# [LFP] [Online, then Columbus OH] D&D 5e Sunday Nights



## shah_0 (Apr 25, 2020)

Hey everyone, two friends and I are looking to start up a new 5E D&D game. We will be staring initially online, but will transition to in person play when we are out of the lock down (and not at risk of killing each other).

*We are looking for:*
*2 PLAYERS to join us.*

New or veteran players welcome, but non-smokers only please. We expect everyone in the group will be respectful, reliable, focused, good-humored, cooperative, and constructive, as well as try to be reasonably descriptive during play. (And we want anyone to feel able to speak up if they feel that's not the case.)

*Group type:* Long-term; Face-to-Face (when able) AND Online (when necessary)

*Location:* For Online play will be facilitated by DnDBeyond, Discord, and a Virtual Tabletop; whenever able to meet F2F, we'll host at a member's home in Dublin or Worthington.
(You will need reliable internet connection and a device with a microphone for online sessions; and ability to travel to our home(s) for F2F sessions.)

*Schedule:* Sunday nights 6:30 - approx 9:30 PM EST. We are planning for a weekly game, with the realization that life comes up and so it will hopefully not be any less than 2-3x/month.

*Experience:* Newly-formed group (1p has played before but self-describes as newish; 1p is new to DnD but has played one other RPG before; the DM has some exp with DnD5e and been GM for a different RPG online but not for DnD before.) (The current group members like role-playing out a story, creative cooperation, and exploration/discovery, but also enjoy solving mysteries and combat too.)

*Module(s): *Starting with "Lost Mine of Phandelver" mixed with "Dragon of Icespire Peak" (We are looking for other players who have not played those adventures so that we can share in the element of surprise and discovery.)
We will be starting at 1st level. We hope that this becomes a long-term campaign with new friends. The first planned adventure part will take us from 1st to around 7th level. After that we will evaluate whether we want to continue on or try something new/different.

*House-rule notes:* We plan on using Flanking rules for combat; making critical hits more reliable by just giving the max-value for the extra damage dice; adjusting health potion reliability; guaranteed minimum of average HP gain on leveling; using point-array for starting ability-scores; allowing moving any one racial ability-score bonus to another ability that doesn't have bonus; having players create starting backstory bonds/relationships between PCs.

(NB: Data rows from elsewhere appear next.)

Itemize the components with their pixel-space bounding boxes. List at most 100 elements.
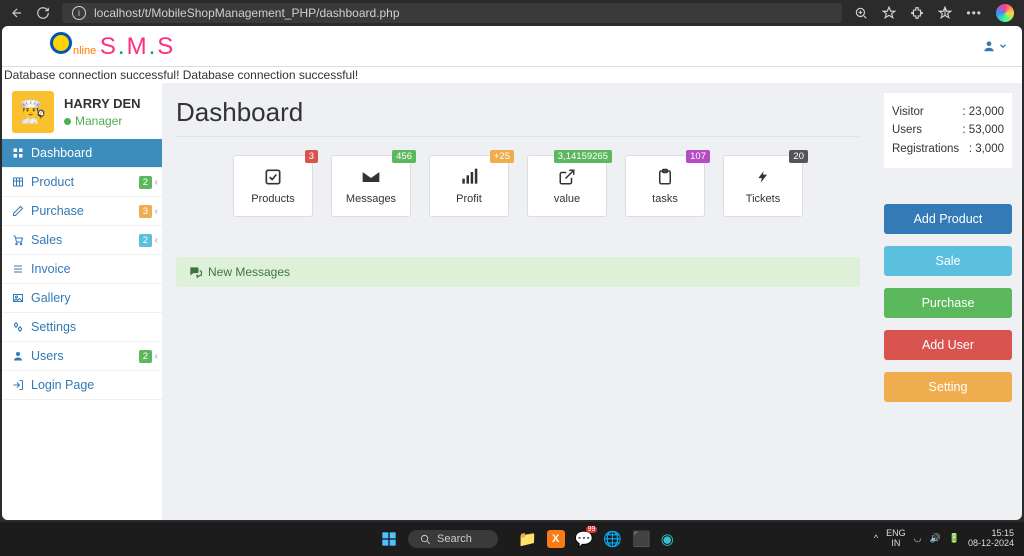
- language-indicator[interactable]: ENGIN: [886, 529, 906, 549]
- user-menu[interactable]: [982, 39, 1008, 53]
- user-icon: [982, 39, 996, 53]
- avatar: 👨‍🍳: [12, 91, 54, 133]
- image-icon: [12, 292, 24, 304]
- explorer-icon[interactable]: 📁: [518, 530, 537, 548]
- address-bar[interactable]: i localhost/t/MobileShopManagement_PHP/d…: [62, 3, 842, 23]
- status-dot-icon: [64, 118, 71, 125]
- nav-settings[interactable]: Settings: [2, 313, 162, 342]
- comments-icon: [188, 265, 202, 279]
- app-logo: nline S.M.S: [50, 32, 175, 61]
- extensions-icon[interactable]: [910, 6, 924, 20]
- stat-products[interactable]: 3 Products: [233, 155, 313, 217]
- sale-button[interactable]: Sale: [884, 246, 1012, 276]
- app-window: nline S.M.S Database connection successf…: [2, 26, 1022, 520]
- grid-icon: [12, 176, 24, 188]
- stat-tasks[interactable]: 107 tasks: [625, 155, 705, 217]
- nav-dashboard[interactable]: Dashboard: [2, 139, 162, 168]
- stat-cards: 3 Products 456 Messages +25 Profit 3,141…: [176, 155, 860, 217]
- more-icon[interactable]: •••: [966, 6, 982, 20]
- user-icon: [12, 350, 24, 362]
- nav-users[interactable]: Users 2‹: [2, 342, 162, 371]
- add-user-button[interactable]: Add User: [884, 330, 1012, 360]
- taskbar-right: ^ ENGIN ◡ 🔊 🔋 15:1508-12-2024: [874, 529, 1014, 549]
- nav-menu: Dashboard Product 2‹ Purchase 3‹ Sales 2…: [2, 139, 162, 400]
- add-product-button[interactable]: Add Product: [884, 204, 1012, 234]
- external-link-icon: [558, 167, 576, 187]
- envelope-icon: [361, 167, 381, 187]
- login-icon: [12, 379, 24, 391]
- page-title: Dashboard: [176, 93, 860, 137]
- volume-icon[interactable]: 🔊: [930, 534, 941, 544]
- chevron-left-icon: ‹: [155, 206, 158, 217]
- chevron-left-icon: ‹: [155, 177, 158, 188]
- setting-button[interactable]: Setting: [884, 372, 1012, 402]
- chevron-left-icon: ‹: [155, 235, 158, 246]
- whatsapp-icon[interactable]: 💬99: [575, 530, 594, 548]
- status-message: Database connection successful! Database…: [2, 66, 1022, 83]
- zoom-icon[interactable]: [854, 6, 868, 20]
- badge: 3,14159265: [554, 150, 612, 163]
- action-buttons: Add Product Sale Purchase Add User Setti…: [884, 204, 1012, 402]
- browser-actions: •••: [854, 4, 1014, 22]
- bars-icon: [459, 167, 479, 187]
- nav-gallery[interactable]: Gallery: [2, 284, 162, 313]
- badge: 20: [789, 150, 808, 163]
- taskbar-search[interactable]: Search: [408, 530, 498, 548]
- taskbar-clock[interactable]: 15:1508-12-2024: [968, 529, 1014, 549]
- badge: 107: [686, 150, 710, 163]
- nav-product[interactable]: Product 2‹: [2, 168, 162, 197]
- back-button[interactable]: [10, 6, 24, 20]
- clipboard-icon: [656, 167, 674, 187]
- site-info-icon[interactable]: i: [72, 6, 86, 20]
- stat-profit[interactable]: +25 Profit: [429, 155, 509, 217]
- right-column: Visitor: 23,000 Users: 53,000 Registrati…: [874, 83, 1022, 520]
- chevron-down-icon: [998, 41, 1008, 51]
- summary-box: Visitor: 23,000 Users: 53,000 Registrati…: [884, 93, 1012, 168]
- nav-invoice[interactable]: Invoice: [2, 255, 162, 284]
- refresh-button[interactable]: [36, 6, 50, 20]
- vscode-icon[interactable]: ⬛: [632, 530, 651, 548]
- battery-icon[interactable]: 🔋: [949, 534, 960, 544]
- pencil-icon: [12, 205, 24, 217]
- messages-panel[interactable]: New Messages: [176, 257, 860, 287]
- gear-icon: [12, 321, 24, 333]
- badge: 2: [139, 176, 152, 189]
- edge-icon[interactable]: ◉: [661, 530, 674, 548]
- nav-purchase[interactable]: Purchase 3‹: [2, 197, 162, 226]
- app-header: nline S.M.S: [2, 26, 1022, 66]
- taskbar-apps: 📁 X 💬99 🌐 ⬛ ◉: [518, 530, 674, 548]
- browser-toolbar: i localhost/t/MobileShopManagement_PHP/d…: [0, 0, 1024, 26]
- bolt-icon: [756, 167, 770, 187]
- stat-tickets[interactable]: 20 Tickets: [723, 155, 803, 217]
- check-icon: [263, 167, 283, 187]
- tray-chevron-icon[interactable]: ^: [874, 534, 878, 544]
- badge: 2: [139, 350, 152, 363]
- profile-role: Manager: [64, 113, 141, 130]
- windows-taskbar: Search 📁 X 💬99 🌐 ⬛ ◉ ^ ENGIN ◡ 🔊 🔋 15:15…: [0, 522, 1024, 556]
- chrome-icon[interactable]: 🌐: [603, 530, 622, 548]
- profile-name: HARRY DEN: [64, 95, 141, 113]
- dashboard-icon: [12, 147, 24, 159]
- search-icon: [420, 534, 431, 545]
- nav-sales[interactable]: Sales 2‹: [2, 226, 162, 255]
- messages-title: New Messages: [208, 265, 290, 279]
- wifi-icon[interactable]: ◡: [914, 534, 922, 544]
- purchase-button[interactable]: Purchase: [884, 288, 1012, 318]
- favorite-icon[interactable]: [882, 6, 896, 20]
- chevron-left-icon: ‹: [155, 351, 158, 362]
- badge: 3: [305, 150, 318, 163]
- copilot-icon[interactable]: [996, 4, 1014, 22]
- stat-messages[interactable]: 456 Messages: [331, 155, 411, 217]
- stat-value[interactable]: 3,14159265 value: [527, 155, 607, 217]
- start-button[interactable]: [380, 530, 398, 548]
- xampp-icon[interactable]: X: [547, 530, 565, 548]
- badge: 456: [392, 150, 416, 163]
- nav-login[interactable]: Login Page: [2, 371, 162, 400]
- url-text: localhost/t/MobileShopManagement_PHP/das…: [94, 6, 400, 20]
- badge: 2: [139, 234, 152, 247]
- list-icon: [12, 263, 24, 275]
- favorites-star-icon[interactable]: [938, 6, 952, 20]
- main-content: Dashboard 3 Products 456 Messages +25 Pr…: [162, 83, 874, 520]
- cart-icon: [12, 234, 24, 246]
- badge: 3: [139, 205, 152, 218]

*About the initial starting adventure:*
Our first adventure will be set in the Sword Coast region, which is a region of the North (a vast realm of free settlements amongst wilderness and adventure), near the classic city of Neverwinter. FYI: some decades ago, the volcano under Mount Hotenow erupted. Unfortunately it's dull name did not dull it's damage, and the region northeast of Neverwinter was devastated erasing many estates and towns. Now settlers have been rebuilding some of the areas.
Y'all were in Neverwinter when a prior employer/customer/patron and/or friend/acquaintance (you can figure that out when you create your backstory) Gundren Rockseeker (who is a dwarf, if you couldn't tell from his cliche name) hired you to escort a wagon to Phandalin, currently a rough-and-tumble frontier town (and a town that I will never spell nor say the same way twice).
Your character may have heard rumors of Phnadalin looking for help to deal with local thugs called the Redbrands, or of rumors of a goblin tribe defiling a local ruined castle and shrine, or even of rumors of a dragon making it's lair nearby...
While you are relatively inexperienced, you are out to ...(umm, what are your characters' personal and group goals?), and this opportunity offered by Gundren that you found out about by ...(how did you end up in this group again?) is going to give you a new chance to become something more.


----------